Studies on the control of lipid digestion by food-derived active substances have prioritized the direct inhibition of lipase, ignoring the influence of these substances on the stability of bile salt (BS)-stabilized oil emulsions, which are essential for the hydrolysis of triglycerides by lipase. This study aimed to demonstrate the inhibitory potential of oat peptides (OPs) on lipolysis due to lipase inhibition, in particular, the physicochemical destruction of BS -stabilized emulsions. OPs were characterized by an enterostatin-like X-Pro-Y-Pro-Arg terminal sequence, competitively and/or noncompetitively inhibited lipase, and even caused lipase conformational changes. Interestingly, OPs destabilized BS-stabilized emulsions by weakening the rheological cross-linking structure of the emulsions through competitive hydrophobic binding to BS. Further analysis revealed that the H-bond binding of OP to BS significantly destroyed the hydrophilic and lipophilic balance of BS by increasing the surface hy-drophobicity.

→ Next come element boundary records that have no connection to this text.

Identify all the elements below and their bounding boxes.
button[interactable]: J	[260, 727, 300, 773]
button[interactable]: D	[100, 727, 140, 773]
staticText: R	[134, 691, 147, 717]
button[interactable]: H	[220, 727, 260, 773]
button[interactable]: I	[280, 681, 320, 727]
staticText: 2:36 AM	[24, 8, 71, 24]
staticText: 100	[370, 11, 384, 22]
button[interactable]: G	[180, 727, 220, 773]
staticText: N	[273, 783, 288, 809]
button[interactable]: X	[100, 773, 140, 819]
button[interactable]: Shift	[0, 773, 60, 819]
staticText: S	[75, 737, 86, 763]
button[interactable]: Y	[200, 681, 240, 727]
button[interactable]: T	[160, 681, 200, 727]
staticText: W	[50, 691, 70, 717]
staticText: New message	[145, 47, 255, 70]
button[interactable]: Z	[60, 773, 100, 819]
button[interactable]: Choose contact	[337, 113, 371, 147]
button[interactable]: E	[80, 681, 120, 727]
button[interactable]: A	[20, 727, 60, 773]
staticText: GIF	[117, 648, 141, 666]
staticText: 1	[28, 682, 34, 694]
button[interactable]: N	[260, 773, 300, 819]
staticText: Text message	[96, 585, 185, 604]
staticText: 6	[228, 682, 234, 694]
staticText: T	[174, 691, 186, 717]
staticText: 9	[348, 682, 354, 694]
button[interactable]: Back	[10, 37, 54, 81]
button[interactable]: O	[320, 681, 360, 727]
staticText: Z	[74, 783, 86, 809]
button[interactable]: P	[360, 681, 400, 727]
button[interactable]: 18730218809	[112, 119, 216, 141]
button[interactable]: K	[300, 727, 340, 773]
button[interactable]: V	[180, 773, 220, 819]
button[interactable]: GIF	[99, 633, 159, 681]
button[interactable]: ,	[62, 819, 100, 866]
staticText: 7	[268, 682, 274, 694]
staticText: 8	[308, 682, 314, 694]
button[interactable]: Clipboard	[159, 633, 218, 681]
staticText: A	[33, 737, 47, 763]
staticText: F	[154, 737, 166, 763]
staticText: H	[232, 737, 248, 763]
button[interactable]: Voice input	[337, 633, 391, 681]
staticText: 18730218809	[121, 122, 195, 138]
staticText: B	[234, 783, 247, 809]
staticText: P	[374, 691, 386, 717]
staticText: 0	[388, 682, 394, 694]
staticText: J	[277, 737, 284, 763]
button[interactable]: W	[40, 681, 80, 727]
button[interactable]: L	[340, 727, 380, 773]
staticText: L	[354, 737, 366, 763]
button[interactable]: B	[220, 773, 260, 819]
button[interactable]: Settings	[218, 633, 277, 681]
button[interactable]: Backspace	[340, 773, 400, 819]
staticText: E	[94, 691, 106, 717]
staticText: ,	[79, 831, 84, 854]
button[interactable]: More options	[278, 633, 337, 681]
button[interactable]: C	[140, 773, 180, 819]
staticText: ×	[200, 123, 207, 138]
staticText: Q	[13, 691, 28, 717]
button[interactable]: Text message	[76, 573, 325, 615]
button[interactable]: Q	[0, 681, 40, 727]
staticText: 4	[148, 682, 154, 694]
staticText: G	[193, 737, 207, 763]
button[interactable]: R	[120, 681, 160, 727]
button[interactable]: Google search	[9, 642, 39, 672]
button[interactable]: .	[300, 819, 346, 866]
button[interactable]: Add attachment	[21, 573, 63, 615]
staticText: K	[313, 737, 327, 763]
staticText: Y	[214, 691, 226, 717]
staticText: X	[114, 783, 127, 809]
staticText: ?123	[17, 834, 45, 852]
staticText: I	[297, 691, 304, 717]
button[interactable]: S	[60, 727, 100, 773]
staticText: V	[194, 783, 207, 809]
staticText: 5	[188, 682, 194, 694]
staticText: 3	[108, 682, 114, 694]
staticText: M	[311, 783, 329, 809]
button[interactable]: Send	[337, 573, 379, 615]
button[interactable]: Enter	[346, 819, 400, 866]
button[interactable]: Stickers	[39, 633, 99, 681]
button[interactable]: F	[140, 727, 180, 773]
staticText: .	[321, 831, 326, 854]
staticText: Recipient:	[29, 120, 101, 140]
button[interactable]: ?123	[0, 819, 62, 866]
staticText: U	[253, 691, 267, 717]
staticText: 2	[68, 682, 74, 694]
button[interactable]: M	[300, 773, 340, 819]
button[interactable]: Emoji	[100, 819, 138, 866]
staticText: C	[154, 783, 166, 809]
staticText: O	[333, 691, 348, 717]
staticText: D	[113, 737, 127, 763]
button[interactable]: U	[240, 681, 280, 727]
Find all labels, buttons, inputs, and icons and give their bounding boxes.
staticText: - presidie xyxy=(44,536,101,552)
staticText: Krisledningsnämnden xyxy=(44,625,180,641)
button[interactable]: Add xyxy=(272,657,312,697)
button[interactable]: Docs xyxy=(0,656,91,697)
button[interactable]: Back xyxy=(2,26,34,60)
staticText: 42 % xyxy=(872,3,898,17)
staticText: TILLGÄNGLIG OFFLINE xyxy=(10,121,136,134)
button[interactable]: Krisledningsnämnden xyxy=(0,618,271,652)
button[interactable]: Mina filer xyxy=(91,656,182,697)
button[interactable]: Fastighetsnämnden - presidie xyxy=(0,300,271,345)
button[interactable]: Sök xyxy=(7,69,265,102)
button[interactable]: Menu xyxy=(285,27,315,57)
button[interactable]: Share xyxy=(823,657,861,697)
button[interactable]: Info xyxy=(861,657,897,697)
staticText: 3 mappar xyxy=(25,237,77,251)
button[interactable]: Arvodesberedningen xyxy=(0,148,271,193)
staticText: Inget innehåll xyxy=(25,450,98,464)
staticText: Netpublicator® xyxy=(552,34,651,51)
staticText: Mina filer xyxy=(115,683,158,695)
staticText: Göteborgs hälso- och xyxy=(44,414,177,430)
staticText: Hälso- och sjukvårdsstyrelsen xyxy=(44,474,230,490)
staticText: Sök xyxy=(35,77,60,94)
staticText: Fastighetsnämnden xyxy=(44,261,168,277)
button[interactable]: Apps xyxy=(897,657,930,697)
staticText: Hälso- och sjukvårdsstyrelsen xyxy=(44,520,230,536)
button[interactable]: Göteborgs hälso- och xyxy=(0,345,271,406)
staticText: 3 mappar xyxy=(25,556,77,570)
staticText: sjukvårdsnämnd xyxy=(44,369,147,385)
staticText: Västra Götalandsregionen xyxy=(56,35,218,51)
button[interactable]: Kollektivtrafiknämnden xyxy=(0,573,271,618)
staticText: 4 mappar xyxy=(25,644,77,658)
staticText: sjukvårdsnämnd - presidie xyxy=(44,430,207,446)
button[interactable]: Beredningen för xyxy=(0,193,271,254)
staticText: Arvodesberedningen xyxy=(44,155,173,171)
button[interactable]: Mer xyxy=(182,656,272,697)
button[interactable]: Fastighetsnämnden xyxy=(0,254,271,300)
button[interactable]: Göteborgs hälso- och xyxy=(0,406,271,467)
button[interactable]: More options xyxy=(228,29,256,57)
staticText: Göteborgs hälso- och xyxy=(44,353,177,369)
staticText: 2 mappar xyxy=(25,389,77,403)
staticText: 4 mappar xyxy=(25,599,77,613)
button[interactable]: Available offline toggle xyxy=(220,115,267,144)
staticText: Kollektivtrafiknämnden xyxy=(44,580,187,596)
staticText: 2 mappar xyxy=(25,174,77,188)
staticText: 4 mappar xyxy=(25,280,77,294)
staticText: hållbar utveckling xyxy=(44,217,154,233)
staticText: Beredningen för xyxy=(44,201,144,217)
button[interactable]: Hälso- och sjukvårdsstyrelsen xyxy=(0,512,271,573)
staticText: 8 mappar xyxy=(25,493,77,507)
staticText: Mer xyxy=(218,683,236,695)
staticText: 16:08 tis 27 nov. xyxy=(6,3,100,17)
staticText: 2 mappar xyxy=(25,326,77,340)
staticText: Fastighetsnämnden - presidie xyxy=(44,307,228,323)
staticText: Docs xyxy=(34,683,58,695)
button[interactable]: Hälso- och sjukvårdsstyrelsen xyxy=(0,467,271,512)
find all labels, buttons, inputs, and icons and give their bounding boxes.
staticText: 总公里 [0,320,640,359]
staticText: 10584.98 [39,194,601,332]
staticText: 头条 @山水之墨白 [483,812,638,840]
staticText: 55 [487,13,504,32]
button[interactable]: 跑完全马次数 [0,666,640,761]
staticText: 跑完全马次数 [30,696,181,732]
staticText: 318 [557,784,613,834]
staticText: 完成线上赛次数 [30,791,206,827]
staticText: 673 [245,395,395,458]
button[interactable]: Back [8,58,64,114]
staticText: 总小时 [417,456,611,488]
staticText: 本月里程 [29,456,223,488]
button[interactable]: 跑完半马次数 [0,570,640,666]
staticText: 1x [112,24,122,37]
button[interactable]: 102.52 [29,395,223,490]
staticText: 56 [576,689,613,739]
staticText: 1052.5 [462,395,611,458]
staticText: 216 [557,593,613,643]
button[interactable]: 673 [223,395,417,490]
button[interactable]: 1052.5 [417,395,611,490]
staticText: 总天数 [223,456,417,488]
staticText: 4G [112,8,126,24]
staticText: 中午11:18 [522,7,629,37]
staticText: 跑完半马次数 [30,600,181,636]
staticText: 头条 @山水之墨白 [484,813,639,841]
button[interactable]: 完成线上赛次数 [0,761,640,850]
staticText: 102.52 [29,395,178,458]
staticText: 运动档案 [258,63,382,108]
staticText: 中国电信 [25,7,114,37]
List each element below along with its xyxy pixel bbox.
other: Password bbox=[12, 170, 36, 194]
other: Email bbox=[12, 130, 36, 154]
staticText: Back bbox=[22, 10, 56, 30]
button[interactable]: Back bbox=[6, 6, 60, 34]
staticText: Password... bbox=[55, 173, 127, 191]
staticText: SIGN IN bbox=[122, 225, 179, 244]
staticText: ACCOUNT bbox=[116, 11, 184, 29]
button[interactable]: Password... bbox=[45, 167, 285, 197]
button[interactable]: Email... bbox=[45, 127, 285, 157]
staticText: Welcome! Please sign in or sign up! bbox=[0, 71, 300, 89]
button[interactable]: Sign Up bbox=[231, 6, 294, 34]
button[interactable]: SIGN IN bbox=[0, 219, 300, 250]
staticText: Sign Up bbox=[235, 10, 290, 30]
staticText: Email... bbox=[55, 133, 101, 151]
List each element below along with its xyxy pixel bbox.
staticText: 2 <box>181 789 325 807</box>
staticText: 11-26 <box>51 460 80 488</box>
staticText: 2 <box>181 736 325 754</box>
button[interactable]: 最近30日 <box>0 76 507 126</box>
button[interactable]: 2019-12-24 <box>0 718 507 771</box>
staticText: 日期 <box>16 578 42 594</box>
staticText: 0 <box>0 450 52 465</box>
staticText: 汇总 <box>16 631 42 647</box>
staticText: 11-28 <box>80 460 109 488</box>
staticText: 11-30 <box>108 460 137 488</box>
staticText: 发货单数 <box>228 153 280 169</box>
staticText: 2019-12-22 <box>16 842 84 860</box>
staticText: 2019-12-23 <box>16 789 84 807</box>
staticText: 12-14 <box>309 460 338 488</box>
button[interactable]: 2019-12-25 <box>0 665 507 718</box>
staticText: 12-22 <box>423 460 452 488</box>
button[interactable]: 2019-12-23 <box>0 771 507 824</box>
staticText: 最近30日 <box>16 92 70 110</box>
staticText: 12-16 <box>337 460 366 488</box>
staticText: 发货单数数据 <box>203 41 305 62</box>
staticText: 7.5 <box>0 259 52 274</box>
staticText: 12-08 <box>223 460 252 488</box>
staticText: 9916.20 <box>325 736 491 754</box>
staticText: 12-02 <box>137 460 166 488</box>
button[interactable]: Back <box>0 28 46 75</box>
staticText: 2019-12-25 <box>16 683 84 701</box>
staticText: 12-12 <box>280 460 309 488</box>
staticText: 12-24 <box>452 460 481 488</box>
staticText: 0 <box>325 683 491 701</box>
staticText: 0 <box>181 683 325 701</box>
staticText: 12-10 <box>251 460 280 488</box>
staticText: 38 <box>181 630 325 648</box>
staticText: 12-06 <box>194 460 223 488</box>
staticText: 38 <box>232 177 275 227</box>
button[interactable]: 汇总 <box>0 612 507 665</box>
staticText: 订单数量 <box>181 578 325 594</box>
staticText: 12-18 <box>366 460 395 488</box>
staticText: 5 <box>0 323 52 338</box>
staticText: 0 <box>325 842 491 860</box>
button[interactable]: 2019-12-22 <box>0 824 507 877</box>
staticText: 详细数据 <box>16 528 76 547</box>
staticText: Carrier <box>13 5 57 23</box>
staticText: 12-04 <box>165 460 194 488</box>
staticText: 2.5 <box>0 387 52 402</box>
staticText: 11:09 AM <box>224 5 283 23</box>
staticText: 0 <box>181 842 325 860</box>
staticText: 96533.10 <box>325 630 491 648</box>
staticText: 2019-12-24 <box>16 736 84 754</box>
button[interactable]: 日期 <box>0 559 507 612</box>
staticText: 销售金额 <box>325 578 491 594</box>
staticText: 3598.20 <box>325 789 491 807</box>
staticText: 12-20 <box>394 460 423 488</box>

These findings provided novel insights into the action mechanism of bioactive peptides on lipid digestion.

Automated summary

This study investigated the control of lipid digestion by food-derived active substances, specifically focusing on the inhibitory potential of oat peptides (OPs) on lipolysis. The results showed that OPs competitively and/or noncompetitively inhibited lipase, causing lipase conformational changes and destabilizing bile salt (BS)-stabilized oil emulsions. The OPs disrupted the rheological cross-linking structure of the emulsions through hydrophobic binding to BS, resulting in the destruction of the hydrophilic and lipophilic balance of BS.